What happens in the mind of a champion?
What separates good from great in sports, medicine, and business? According to Dr. Brooke Choulet of Choulet Performance Psychiatry, it’s not just talent or drive—it’s how well you manage your mind.
In a recent conversation, Dr. Choulet shared what she’s learned from working with top performers. Her clients include athletes, physicians, executives, and their families. The common thread? They all operate in high-pressure environments where stress is constant and burnout is real.
One group that’s especially vulnerable is physicians. Dr. Choulet explains that many doctors struggle with burnout but resist getting help. They often try to self-diagnose or power through, which only makes things worse. When medical practices are acquired by hospitals or private equity firms, doctors who once had independence can feel stuck and powerless. This loss of control is a major contributor to burnout.
To help identify and measure burnout, Dr. Choulet uses tools like the Maslach Burnout Inventory. This helps gauge how emotionally drained someone feels, how connected they are to their work, and how much compassion they still have to give. From there, she helps clients create structure—starting with what she calls the “perfect week.”
The perfect week is all about blocking time for what matters most. It’s a way to build in personal time before burnout takes hold. Inspired by the book Buy Back Your Time by Dan Martell, it helps people design their week in a way that supports both productivity and self-care.
Dr. Choulet also stresses the importance of small, daily habits that support mental health. Movement is one of them. You don’t need long gym sessions—just taking short walks between meetings can help reset your mind. She also encourages people to make time for activities that bring them joy. It’s not selfish, she says—it’s essential.

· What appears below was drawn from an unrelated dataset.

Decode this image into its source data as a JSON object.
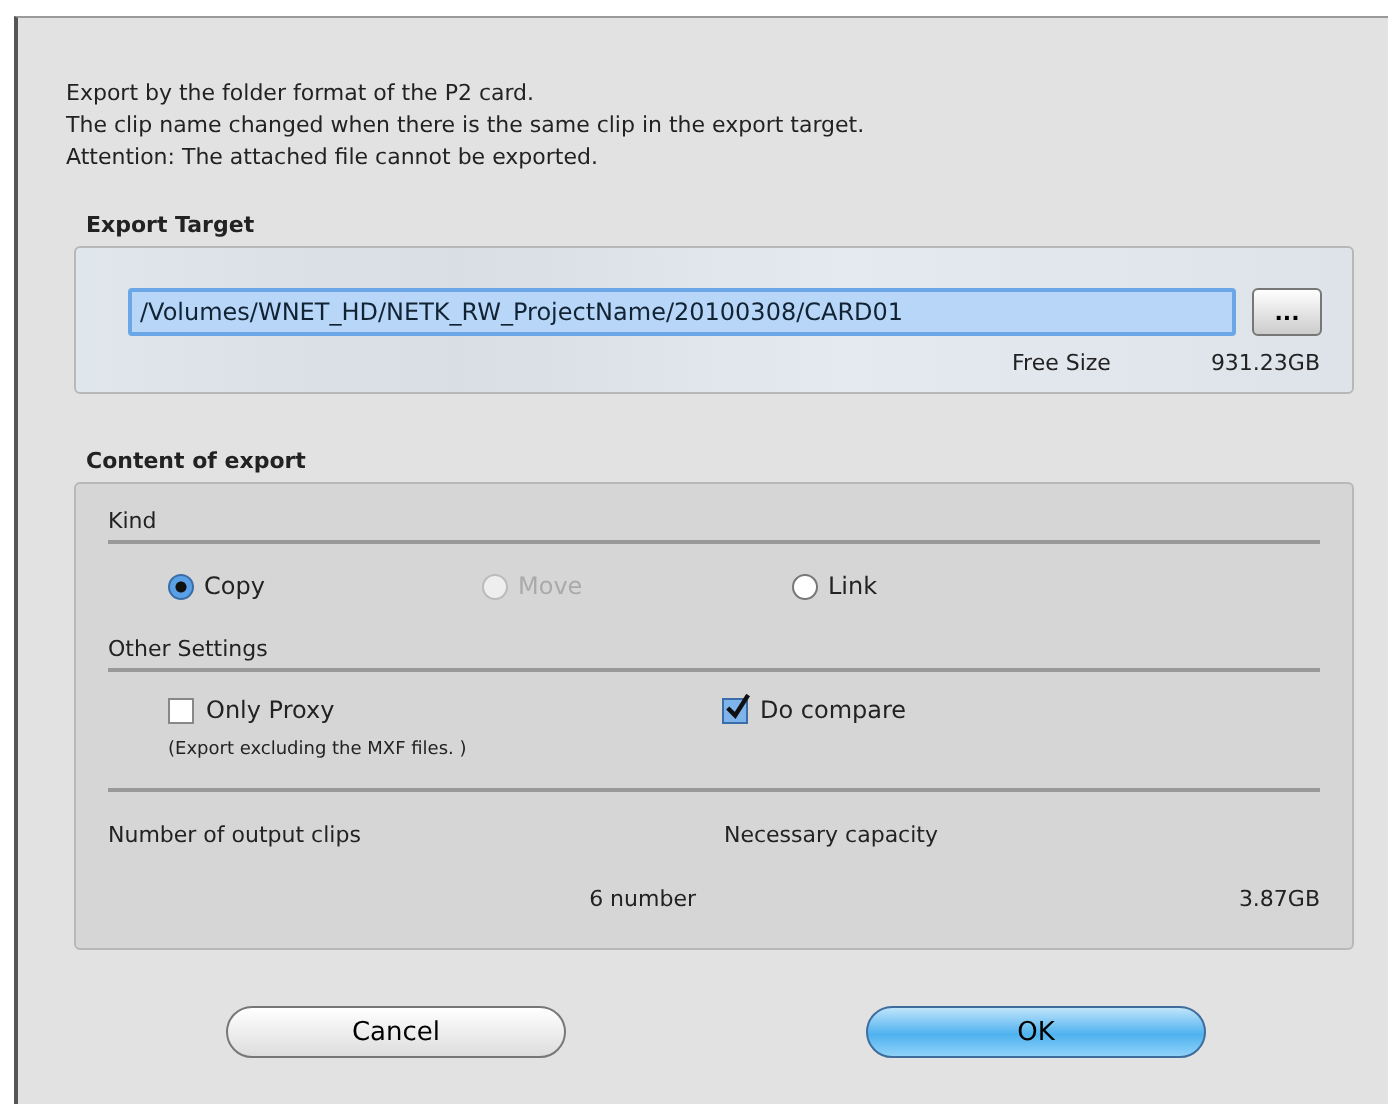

Sleep is another major pillar. Dr. Choulet points to research from Stanford showing that athletes who sleep less than eight hours a night are 65% more likely to get injured. She reframes sleep as a performance tool. It’s when your brain processes memories and your body recovers. Cutting corners on sleep might feel productive in the short term, but it catches up fast.
Meditation is one more tool she recommends. It doesn’t need to be long or complicated. Even five minutes, three times a week, can help reduce reactivity and improve focus. The goal isn’t to stop thinking—it’s to become more aware of your thoughts and less controlled by them.
Dr. Choulet’s message is clear: success doesn’t have to come at the cost of your mental health. With the right tools—structure, movement, sleep, mindfulness, and time for yourself—you can perform at your best and feel good doing it. True high performance isn’t about working nonstop. It’s about being intentional, consistent, and mentally well.